Parti de Lausanne il y a cinq ans pour tenter sa chance aux USA, le Vaudois a doublement réussi son pari, avec deux diplômes et un contrat professionnel en poche. A une semaine de la reprise du championnat, son équipe de Greenville Triumph vise le titre. Portrait.
Né à Lausanne en 1999 d’un père sénégalais et d’une mère suisse-écossaise, Lyam Mackinnon Diouf a débuté le football à l’ES Malley, où il a joué pendant cinq ans aux côtés d’un certain Josias Lukembila, aujourd’hui au Paris FC. Il côtoiera aussi d’autres futurs professionnels au FC Lausanne-Sport, qu’il rejoint en M14, puis de nouveau de M17 à M21, après un passage de deux ans au Stade Lausanne: Cameron Puertas, Andi Zeqiri ou Dan Ndoye pour ne citer qu’eux.
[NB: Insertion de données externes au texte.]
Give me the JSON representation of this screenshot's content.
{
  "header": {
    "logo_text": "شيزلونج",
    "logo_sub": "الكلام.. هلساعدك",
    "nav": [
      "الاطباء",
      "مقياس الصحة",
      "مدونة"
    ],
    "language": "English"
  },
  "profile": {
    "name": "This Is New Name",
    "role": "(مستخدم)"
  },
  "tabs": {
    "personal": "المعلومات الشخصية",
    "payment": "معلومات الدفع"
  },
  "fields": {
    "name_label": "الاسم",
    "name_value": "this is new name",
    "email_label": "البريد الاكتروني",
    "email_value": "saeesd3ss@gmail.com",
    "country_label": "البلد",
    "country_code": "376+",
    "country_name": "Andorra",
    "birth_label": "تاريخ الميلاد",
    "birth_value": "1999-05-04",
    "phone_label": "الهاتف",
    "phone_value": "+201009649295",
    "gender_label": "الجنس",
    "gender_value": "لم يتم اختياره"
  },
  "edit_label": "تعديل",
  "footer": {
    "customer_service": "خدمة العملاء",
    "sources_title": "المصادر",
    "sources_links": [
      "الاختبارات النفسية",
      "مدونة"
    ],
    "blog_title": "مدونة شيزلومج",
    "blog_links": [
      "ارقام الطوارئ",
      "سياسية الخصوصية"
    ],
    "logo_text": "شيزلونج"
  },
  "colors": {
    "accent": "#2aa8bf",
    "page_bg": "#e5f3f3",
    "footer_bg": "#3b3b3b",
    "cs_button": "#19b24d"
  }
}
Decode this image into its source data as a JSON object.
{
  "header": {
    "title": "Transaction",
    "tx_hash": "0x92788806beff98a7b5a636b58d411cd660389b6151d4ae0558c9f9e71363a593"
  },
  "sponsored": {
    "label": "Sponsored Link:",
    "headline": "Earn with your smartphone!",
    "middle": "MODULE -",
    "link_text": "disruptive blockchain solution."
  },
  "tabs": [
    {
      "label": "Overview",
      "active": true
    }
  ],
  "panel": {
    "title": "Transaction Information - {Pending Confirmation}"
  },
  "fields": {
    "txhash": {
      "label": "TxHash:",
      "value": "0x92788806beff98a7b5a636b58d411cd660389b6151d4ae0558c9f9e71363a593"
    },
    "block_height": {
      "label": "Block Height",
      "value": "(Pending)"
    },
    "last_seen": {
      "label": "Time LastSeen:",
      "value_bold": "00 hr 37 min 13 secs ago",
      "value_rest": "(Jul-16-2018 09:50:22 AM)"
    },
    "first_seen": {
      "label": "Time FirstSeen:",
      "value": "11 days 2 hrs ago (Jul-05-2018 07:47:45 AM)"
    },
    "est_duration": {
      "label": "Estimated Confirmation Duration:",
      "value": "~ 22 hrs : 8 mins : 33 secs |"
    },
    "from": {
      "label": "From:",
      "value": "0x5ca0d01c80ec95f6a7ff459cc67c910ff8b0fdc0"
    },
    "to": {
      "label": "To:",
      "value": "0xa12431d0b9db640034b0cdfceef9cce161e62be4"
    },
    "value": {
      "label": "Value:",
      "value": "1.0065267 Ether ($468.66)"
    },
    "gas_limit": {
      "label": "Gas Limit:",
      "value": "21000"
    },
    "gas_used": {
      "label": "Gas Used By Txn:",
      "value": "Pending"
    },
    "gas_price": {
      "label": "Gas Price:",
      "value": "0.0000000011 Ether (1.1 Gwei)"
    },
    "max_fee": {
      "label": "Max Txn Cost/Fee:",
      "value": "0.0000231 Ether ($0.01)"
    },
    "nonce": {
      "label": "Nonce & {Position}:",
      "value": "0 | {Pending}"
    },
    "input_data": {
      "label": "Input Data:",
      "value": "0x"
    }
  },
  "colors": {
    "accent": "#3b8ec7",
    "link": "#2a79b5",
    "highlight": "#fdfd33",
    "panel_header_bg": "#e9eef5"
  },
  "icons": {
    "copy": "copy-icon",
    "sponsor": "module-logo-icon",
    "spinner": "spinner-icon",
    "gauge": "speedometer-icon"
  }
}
Mais alors que ces derniers évoluent dans le football européen, Lyam Mackinnon a décidé de traverser l’Atlantique.
Allier sport et études
C’est en 2019 que cet ailier de formation décide de tenter sa chance à l’étranger. Même s’il s’est toujours fixé comme objectif de devenir footballeur professionnel, il n’a pas laissé tomber les études pour autant. Il a tenté d’assimiler les deux en Suisse, mais il n’aura tenu le rythme qu’un semestre. L’intéressé détaille: « J’étais à HEC Lausanne en même temps qu’avec les M21, c’était assez dur de faire les deux, je ratais pas mal de cours. Donc soit j’arrêtais les études et je continuais le foot, soit je tentais ma chance aux Etats-Unis. J’avais reçu des offres de plusieurs universités, et je voulais sortir de ma zone de confort ».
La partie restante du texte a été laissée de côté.